The built in OCR is amazing. I wrote, in cursive, with the pen, not making the best of penmanship grade for sure, and it deciphered it perfectly.

As you write on the tablet, the OCR puts up a box just below your scratching with the word it thinks you wrote. If it’s not correct, you strike through it and it disappears along with your scratching. The image above is a first pass and it got it all correctly—pretty impressive.

The pad’s primary purpose however, is for editing drawings and making annotations. We’ve used external Wacom tablets and this built-in unit behaves perfectly.

Color calibration

The laptop also offers almost perfect color calibration of the screen so what you see on the monitor is what gets printed (WYSIWYG.) To maintain that capability, the unit has to be calibrated periodically, and the computer has a timer program that wakes up at the appropriate time and reminds you to do the color calibration.

When the color calibration starts, you close the cover. Once closed, the screen is run through a series of colors and those colors are sensed and changed as necessary by the sensor in the base plate between the table and keyboard.
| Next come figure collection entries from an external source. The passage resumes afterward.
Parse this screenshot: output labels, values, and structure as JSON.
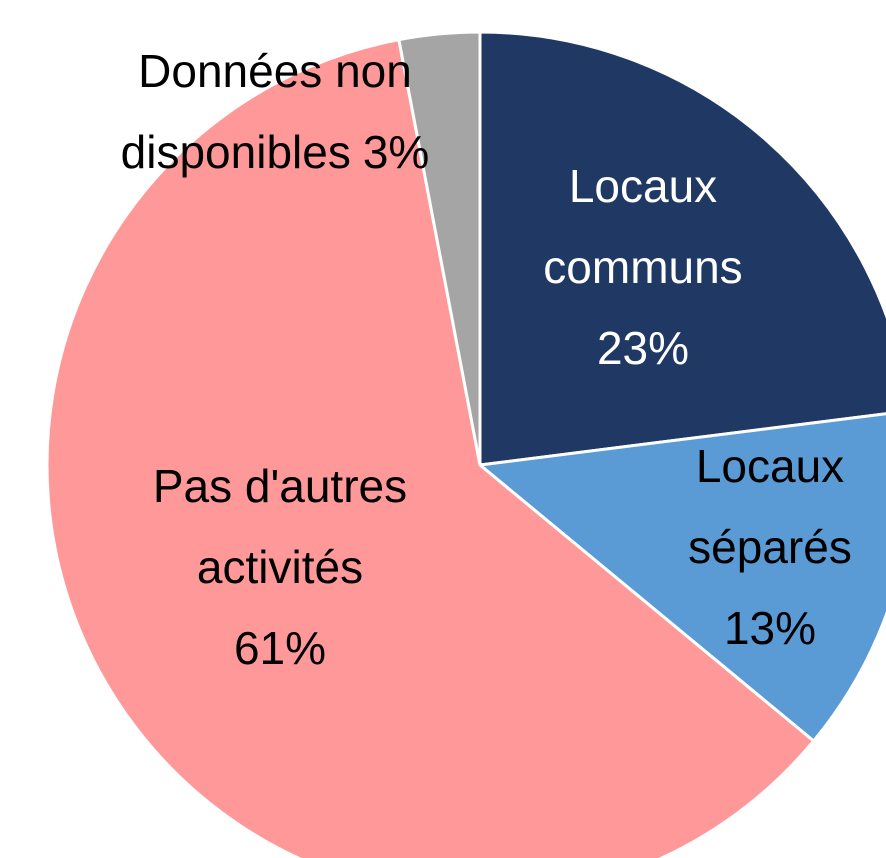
{
  "chart_data": {
    "type": "pie",
    "categories": [
      [
        "Locaux",
        "communs"
      ],
      [
        "Locaux",
        "séparés"
      ],
      [
        "Pas d'autres",
        "activités"
      ],
      [
        "Données non",
        "disponibles"
      ]
    ],
    "values": [
      23,
      13,
      61,
      3
    ],
    "value_labels": [
      "23%",
      "13%",
      "61%",
      "3%"
    ],
    "colors": [
      "#203864",
      "#5b9bd5",
      "#ff9999",
      "#a5a5a5"
    ],
    "label_colors": [
      "#ffffff",
      "#000000",
      "#000000",
      "#000000"
    ]
  }
}
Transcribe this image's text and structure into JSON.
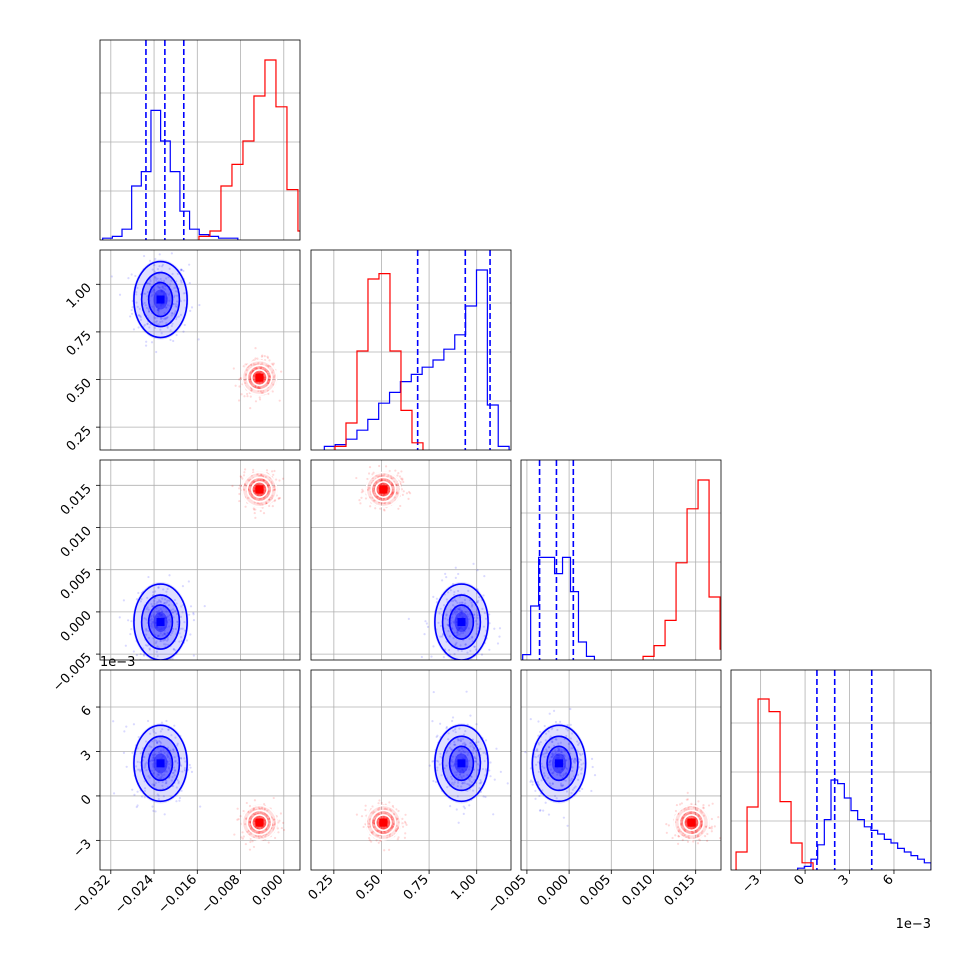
{
  "chart_data": {
    "type": "scatter",
    "subtype": "corner_plot",
    "grid": true,
    "colors": {
      "series_a": "#0000ff",
      "series_b": "#ff0000"
    },
    "params": [
      {
        "range": [
          -0.034,
          0.003
        ],
        "ticks": [
          -0.032,
          -0.024,
          -0.016,
          -0.008,
          0.0
        ],
        "tick_labels": [
          "−0.032",
          "−0.024",
          "−0.016",
          "−0.008",
          "0.000"
        ],
        "offset_label": ""
      },
      {
        "range": [
          0.13,
          1.18
        ],
        "ticks": [
          0.25,
          0.5,
          0.75,
          1.0
        ],
        "tick_labels": [
          "0.25",
          "0.50",
          "0.75",
          "1.00"
        ],
        "offset_label": ""
      },
      {
        "range": [
          -0.0057,
          0.018
        ],
        "ticks": [
          -0.005,
          0.0,
          0.005,
          0.01,
          0.015
        ],
        "tick_labels": [
          "−0.005",
          "0.000",
          "0.005",
          "0.010",
          "0.015"
        ],
        "offset_label": ""
      },
      {
        "range": [
          -5.0,
          8.5
        ],
        "ticks": [
          -3,
          0,
          3,
          6
        ],
        "tick_labels": [
          "−3",
          "0",
          "3",
          "6"
        ],
        "offset_label": "1e−3"
      }
    ],
    "series": [
      {
        "color": "#0000ff",
        "quantile_lines": [
          [
            -0.0255,
            -0.022,
            -0.0185
          ],
          [
            0.69,
            0.94,
            1.07
          ],
          [
            -0.0035,
            -0.0015,
            0.0005
          ],
          [
            0.8,
            2.0,
            4.5
          ]
        ],
        "hist_heights": [
          [
            0.01,
            0.02,
            0.06,
            0.3,
            0.38,
            0.72,
            0.55,
            0.38,
            0.16,
            0.06,
            0.03,
            0.02,
            0.01,
            0.01
          ],
          [
            0.02,
            0.03,
            0.06,
            0.11,
            0.17,
            0.26,
            0.32,
            0.38,
            0.42,
            0.46,
            0.5,
            0.56,
            0.64,
            0.8,
            1.0,
            0.25,
            0.02
          ],
          [
            0.03,
            0.3,
            0.57,
            0.57,
            0.48,
            0.57,
            0.38,
            0.1,
            0.02
          ],
          [
            0.01,
            0.02,
            0.06,
            0.14,
            0.28,
            0.5,
            0.48,
            0.4,
            0.33,
            0.28,
            0.24,
            0.22,
            0.2,
            0.17,
            0.15,
            0.12,
            0.1,
            0.08,
            0.06,
            0.04
          ]
        ],
        "cluster_centers": {
          "p0": -0.0228,
          "p1": 0.92,
          "p2": -0.0012,
          "p3": 2.2
        }
      },
      {
        "color": "#ff0000",
        "quantile_lines": [
          [],
          [],
          [],
          []
        ],
        "hist_heights": [
          [
            0.02,
            0.05,
            0.3,
            0.42,
            0.55,
            0.8,
            1.0,
            0.74,
            0.28,
            0.05
          ],
          [
            0.02,
            0.15,
            0.55,
            0.95,
            0.98,
            0.55,
            0.22,
            0.04
          ],
          [
            0.02,
            0.08,
            0.22,
            0.54,
            0.84,
            1.0,
            0.35,
            0.06
          ],
          [
            0.1,
            0.35,
            0.95,
            0.88,
            0.38,
            0.15,
            0.04
          ]
        ],
        "cluster_centers": {
          "p0": -0.0045,
          "p1": 0.51,
          "p2": 0.0145,
          "p3": -1.8
        }
      }
    ]
  }
}
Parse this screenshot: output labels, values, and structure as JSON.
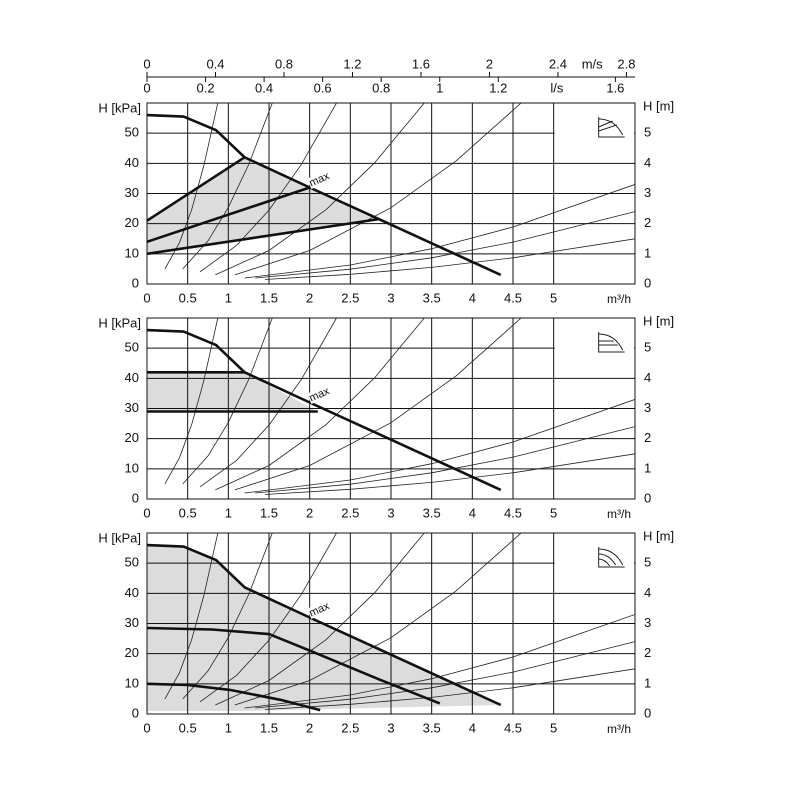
{
  "chart_data": [
    {
      "type": "line",
      "xlabel": "m³/h",
      "ylabel": "H [kPa]",
      "y2label": "H [m]",
      "xlim": [
        0,
        6
      ],
      "xticks": [
        0,
        0.5,
        1,
        1.5,
        2,
        2.5,
        3,
        3.5,
        4,
        4.5,
        5
      ],
      "ylim": [
        0,
        60
      ],
      "yticks": [
        0,
        10,
        20,
        30,
        40,
        50
      ],
      "y2lim": [
        0,
        6
      ],
      "y2ticks": [
        0,
        1,
        2,
        3,
        4,
        5
      ],
      "grid": true,
      "top_axes": [
        {
          "label": "m/s",
          "lim": [
            0,
            2.85
          ],
          "ticks": [
            0,
            0.4,
            0.8,
            1.2,
            1.6,
            2,
            2.4,
            2.8
          ]
        },
        {
          "label": "l/s",
          "lim": [
            0,
            1.667
          ],
          "ticks": [
            0,
            0.2,
            0.4,
            0.6,
            0.8,
            1,
            1.2,
            1.6
          ]
        }
      ],
      "annotation": "max",
      "area": {
        "color": "#dcdcdc",
        "x": [
          0,
          1.2,
          2,
          2.85,
          0
        ],
        "values": [
          21,
          42,
          32,
          21.5,
          10
        ]
      },
      "series": [
        {
          "color": "#111111",
          "x": [
            0,
            0.45,
            0.85,
            1.2,
            2,
            2.85,
            3.5,
            4.35
          ],
          "values": [
            56,
            55.5,
            51,
            42,
            32,
            21.5,
            13.5,
            3
          ]
        },
        {
          "color": "#111111",
          "x": [
            0,
            1.2
          ],
          "values": [
            21,
            42
          ]
        },
        {
          "color": "#111111",
          "x": [
            0,
            2
          ],
          "values": [
            14,
            32
          ]
        },
        {
          "color": "#111111",
          "x": [
            0,
            2.85
          ],
          "values": [
            10,
            21.5
          ]
        }
      ],
      "system_curves": [
        {
          "x": [
            0.22,
            0.4,
            0.55,
            0.7,
            0.87
          ],
          "values": [
            5,
            13.7,
            24.7,
            39.3,
            60
          ]
        },
        {
          "x": [
            0.44,
            0.75,
            1,
            1.25,
            1.54
          ],
          "values": [
            5,
            14.3,
            25.4,
            39.6,
            60
          ]
        },
        {
          "x": [
            0.65,
            1.1,
            1.5,
            1.9,
            2.33
          ],
          "values": [
            4,
            12.8,
            24.5,
            39.7,
            60
          ]
        },
        {
          "x": [
            0.84,
            1.5,
            2.2,
            2.8,
            3.41
          ],
          "values": [
            3,
            11.1,
            24.6,
            40.2,
            60
          ]
        },
        {
          "x": [
            1.08,
            2,
            3,
            3.8,
            4.6
          ],
          "values": [
            3,
            11.1,
            25.3,
            40.8,
            60
          ]
        },
        {
          "x": [
            1.2,
            2.5,
            3.5,
            4.5,
            6
          ],
          "values": [
            2,
            6.3,
            11.7,
            18.9,
            33
          ]
        },
        {
          "x": [
            1.33,
            2.5,
            3.5,
            4.5,
            6
          ],
          "values": [
            2,
            4.9,
            8.7,
            13.9,
            24
          ]
        },
        {
          "x": [
            1.45,
            2.5,
            3.5,
            4.5,
            6
          ],
          "values": [
            1.5,
            3.2,
            5.5,
            8.7,
            15
          ]
        }
      ]
    },
    {
      "type": "line",
      "xlabel": "m³/h",
      "ylabel": "H [kPa]",
      "y2label": "H [m]",
      "xlim": [
        0,
        6
      ],
      "xticks": [
        0,
        0.5,
        1,
        1.5,
        2,
        2.5,
        3,
        3.5,
        4,
        4.5,
        5
      ],
      "ylim": [
        0,
        60
      ],
      "yticks": [
        0,
        10,
        20,
        30,
        40,
        50
      ],
      "y2lim": [
        0,
        6
      ],
      "y2ticks": [
        0,
        1,
        2,
        3,
        4,
        5
      ],
      "grid": true,
      "annotation": "max",
      "area": {
        "color": "#dcdcdc",
        "x": [
          0,
          1.2,
          2.1,
          0
        ],
        "values": [
          42,
          42,
          29,
          29
        ]
      },
      "series": [
        {
          "color": "#111111",
          "x": [
            0,
            0.45,
            0.85,
            1.2,
            2,
            2.85,
            3.5,
            4.35
          ],
          "values": [
            56,
            55.5,
            51,
            42,
            32,
            21.5,
            13.5,
            3
          ]
        },
        {
          "color": "#111111",
          "x": [
            0,
            1.2
          ],
          "values": [
            42,
            42
          ]
        },
        {
          "color": "#111111",
          "x": [
            0,
            2.1
          ],
          "values": [
            29,
            29
          ]
        }
      ],
      "system_curves": [
        {
          "x": [
            0.22,
            0.4,
            0.55,
            0.7,
            0.87
          ],
          "values": [
            5,
            13.7,
            24.7,
            39.3,
            60
          ]
        },
        {
          "x": [
            0.44,
            0.75,
            1,
            1.25,
            1.54
          ],
          "values": [
            5,
            14.3,
            25.4,
            39.6,
            60
          ]
        },
        {
          "x": [
            0.65,
            1.1,
            1.5,
            1.9,
            2.33
          ],
          "values": [
            4,
            12.8,
            24.5,
            39.7,
            60
          ]
        },
        {
          "x": [
            0.84,
            1.5,
            2.2,
            2.8,
            3.41
          ],
          "values": [
            3,
            11.1,
            24.6,
            40.2,
            60
          ]
        },
        {
          "x": [
            1.08,
            2,
            3,
            3.8,
            4.6
          ],
          "values": [
            3,
            11.1,
            25.3,
            40.8,
            60
          ]
        },
        {
          "x": [
            1.2,
            2.5,
            3.5,
            4.5,
            6
          ],
          "values": [
            2,
            6.3,
            11.7,
            18.9,
            33
          ]
        },
        {
          "x": [
            1.33,
            2.5,
            3.5,
            4.5,
            6
          ],
          "values": [
            2,
            4.9,
            8.7,
            13.9,
            24
          ]
        },
        {
          "x": [
            1.45,
            2.5,
            3.5,
            4.5,
            6
          ],
          "values": [
            1.5,
            3.2,
            5.5,
            8.7,
            15
          ]
        }
      ]
    },
    {
      "type": "line",
      "xlabel": "m³/h",
      "ylabel": "H [kPa]",
      "y2label": "H [m]",
      "xlim": [
        0,
        6
      ],
      "xticks": [
        0,
        0.5,
        1,
        1.5,
        2,
        2.5,
        3,
        3.5,
        4,
        4.5,
        5
      ],
      "ylim": [
        0,
        60
      ],
      "yticks": [
        0,
        10,
        20,
        30,
        40,
        50
      ],
      "y2lim": [
        0,
        6
      ],
      "y2ticks": [
        0,
        1,
        2,
        3,
        4,
        5
      ],
      "grid": true,
      "annotation": "max",
      "area": {
        "color": "#dcdcdc",
        "x": [
          0,
          0.45,
          0.85,
          1.2,
          2,
          2.85,
          3.5,
          4.35,
          1.2,
          0
        ],
        "values": [
          56,
          55.5,
          51,
          42,
          32,
          21.5,
          13.5,
          3,
          1,
          1
        ]
      },
      "series": [
        {
          "color": "#111111",
          "x": [
            0,
            0.45,
            0.85,
            1.2,
            2,
            2.85,
            3.5,
            4.35
          ],
          "values": [
            56,
            55.5,
            51,
            42,
            32,
            21.5,
            13.5,
            3
          ]
        },
        {
          "color": "#111111",
          "x": [
            0,
            0.8,
            1.5,
            2,
            2.87,
            3.6
          ],
          "values": [
            28.5,
            28,
            26.5,
            21,
            11.3,
            3.5
          ]
        },
        {
          "color": "#111111",
          "x": [
            0,
            0.5,
            1.02,
            1.64,
            2.13
          ],
          "values": [
            10,
            9.6,
            8,
            4.7,
            1.3
          ]
        }
      ],
      "system_curves": [
        {
          "x": [
            0.22,
            0.4,
            0.55,
            0.7,
            0.87
          ],
          "values": [
            5,
            13.7,
            24.7,
            39.3,
            60
          ]
        },
        {
          "x": [
            0.44,
            0.75,
            1,
            1.25,
            1.54
          ],
          "values": [
            5,
            14.3,
            25.4,
            39.6,
            60
          ]
        },
        {
          "x": [
            0.65,
            1.1,
            1.5,
            1.9,
            2.33
          ],
          "values": [
            4,
            12.8,
            24.5,
            39.7,
            60
          ]
        },
        {
          "x": [
            0.84,
            1.5,
            2.2,
            2.8,
            3.41
          ],
          "values": [
            3,
            11.1,
            24.6,
            40.2,
            60
          ]
        },
        {
          "x": [
            1.08,
            2,
            3,
            3.8,
            4.6
          ],
          "values": [
            3,
            11.1,
            25.3,
            40.8,
            60
          ]
        },
        {
          "x": [
            1.2,
            2.5,
            3.5,
            4.5,
            6
          ],
          "values": [
            2,
            6.3,
            11.7,
            18.9,
            33
          ]
        },
        {
          "x": [
            1.33,
            2.5,
            3.5,
            4.5,
            6
          ],
          "values": [
            2,
            4.9,
            8.7,
            13.9,
            24
          ]
        },
        {
          "x": [
            1.45,
            2.5,
            3.5,
            4.5,
            6
          ],
          "values": [
            1.5,
            3.2,
            5.5,
            8.7,
            15
          ]
        }
      ]
    }
  ]
}
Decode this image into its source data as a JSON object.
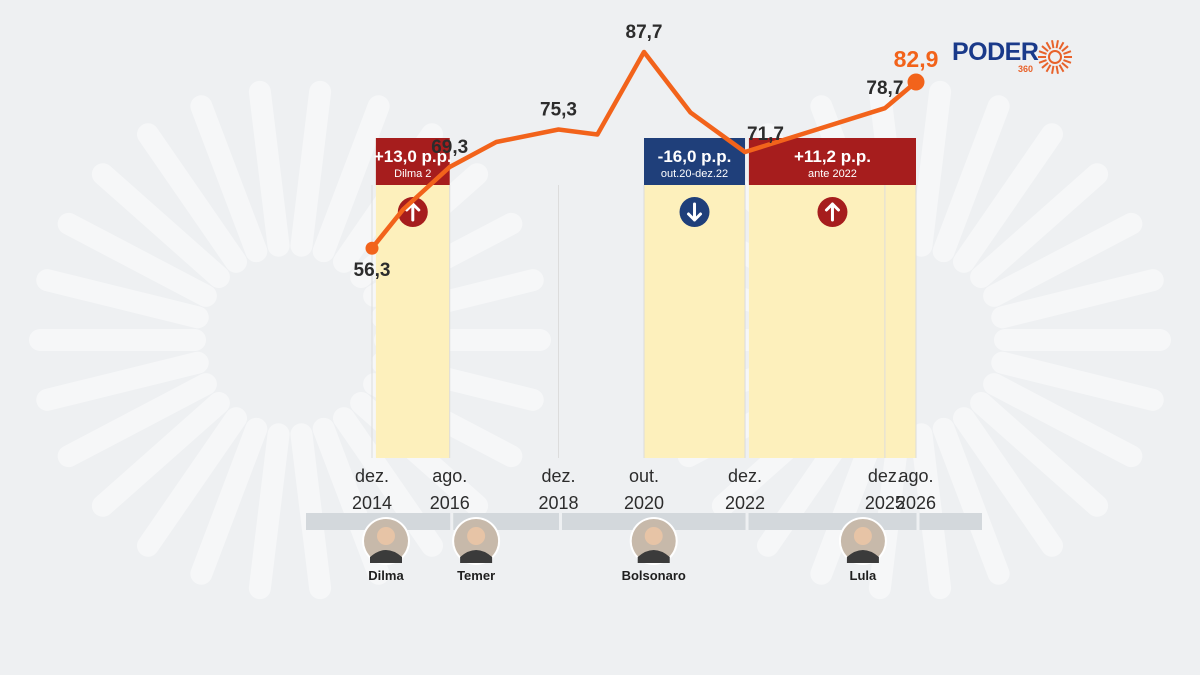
{
  "brand": {
    "name": "PODER",
    "sub": "360",
    "colors": {
      "blue": "#1a3a8a",
      "orange": "#e8622a",
      "red": "#a61d1d"
    }
  },
  "chart_data": {
    "type": "line",
    "title": "",
    "xlabel": "",
    "ylabel": "",
    "ylim": [
      40,
      100
    ],
    "grid": false,
    "legend": "none",
    "line_color": "#f2631b",
    "x_ticks": [
      {
        "date": "2014-12",
        "label": [
          "dez.",
          "2014"
        ]
      },
      {
        "date": "2016-08",
        "label": [
          "ago.",
          "2016"
        ]
      },
      {
        "date": "2018-12",
        "label": [
          "dez.",
          "2018"
        ]
      },
      {
        "date": "2020-10",
        "label": [
          "out.",
          "2020"
        ]
      },
      {
        "date": "2022-12",
        "label": [
          "dez.",
          "2022"
        ]
      },
      {
        "date": "2025-12",
        "label": [
          "dez.",
          "2025"
        ]
      },
      {
        "date": "2026-08",
        "label": [
          "ago.",
          "2026"
        ]
      }
    ],
    "series": [
      {
        "points": [
          {
            "date": "2014-12",
            "value": 56.3
          },
          {
            "date": "2015-08",
            "value": 62.5
          },
          {
            "date": "2016-08",
            "value": 69.3
          },
          {
            "date": "2017-08",
            "value": 73.3
          },
          {
            "date": "2018-12",
            "value": 75.3
          },
          {
            "date": "2019-10",
            "value": 74.5
          },
          {
            "date": "2020-10",
            "value": 87.7
          },
          {
            "date": "2021-10",
            "value": 78.0
          },
          {
            "date": "2022-12",
            "value": 71.7
          },
          {
            "date": "2025-12",
            "value": 78.7
          },
          {
            "date": "2026-08",
            "value": 82.9
          }
        ]
      }
    ],
    "data_labels": [
      {
        "date": "2014-12",
        "value": 56.3,
        "text": "56,3"
      },
      {
        "date": "2016-08",
        "value": 69.3,
        "text": "69,3"
      },
      {
        "date": "2018-12",
        "value": 75.3,
        "text": "75,3"
      },
      {
        "date": "2020-10",
        "value": 87.7,
        "text": "87,7"
      },
      {
        "date": "2022-12",
        "value": 71.7,
        "text": "71,7"
      },
      {
        "date": "2025-12",
        "value": 78.7,
        "text": "78,7"
      },
      {
        "date": "2026-08",
        "value": 82.9,
        "text": "82,9"
      }
    ],
    "highlights": [
      {
        "from": "2015-01",
        "to": "2016-08",
        "change": "+13,0 p.p.",
        "period": "Dilma 2",
        "direction": "up",
        "color": "#a61d1d"
      },
      {
        "from": "2020-10",
        "to": "2022-12",
        "change": "-16,0 p.p.",
        "period": "out.20-dez.22",
        "direction": "down",
        "color": "#1f3f7a"
      },
      {
        "from": "2023-01",
        "to": "2026-08",
        "change": "+11,2 p.p.",
        "period": "ante 2022",
        "direction": "up",
        "color": "#a61d1d"
      }
    ],
    "presidents": [
      {
        "name": "Dilma",
        "from": "2014-12",
        "to": "2016-08"
      },
      {
        "name": "Temer",
        "from": "2016-08",
        "to": "2018-12"
      },
      {
        "name": "Bolsonaro",
        "from": "2019-01",
        "to": "2022-12"
      },
      {
        "name": "Lula",
        "from": "2023-01",
        "to": "2026-08"
      }
    ]
  }
}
The stylus is lying on the keyboard (in the photo) pointing at the sensor.

How’d it compare?

Well, because of temperature management, it has a mid-range GPU and a dual core CPU, so what can you do with that? Turns out Lenovo did a lot, and it made a very favorable showing against deskside workstation boxes.

The smackdown Nehalem is the ultimate, but the Lenovo equipped with the Core2Duo holds its own as a now-generation laptop. Lenovo has packed a fistful of performance in the Elite ThinkPad W700ds. If you’ve got serious work to do, this is a portable you can confidently take on the road and not feel compromised.

Light, small, and cheap it’s not. If those are your criteria move on, there’s nothing here for you to see.

The unit weighs 3.8 kg (~8.4 pounds), measures 41.6 cm (~16 3/16 inches) wide, 30.1 cm wide (~12 1/8 inches), and 5.1 cm thick (~2 inches)—you got a problem with that? Real men carry real computers.

What do we think?

The Elite Thinkpad W700ds is a tour de force of modern technology that runs on a battery. This is not a machine for everyone, only the real power user who needs features like multiple display, a notepad and almost perfect WYSIWYG color capability. I happen to be such a person, and many of our clients are as well, so whereas this unit may not sell in the tens of millions, it should be very popular with those who need such features in the professional graphics industries like CAD, DCC, photo editing and illustration, analysis, and chemical engineering.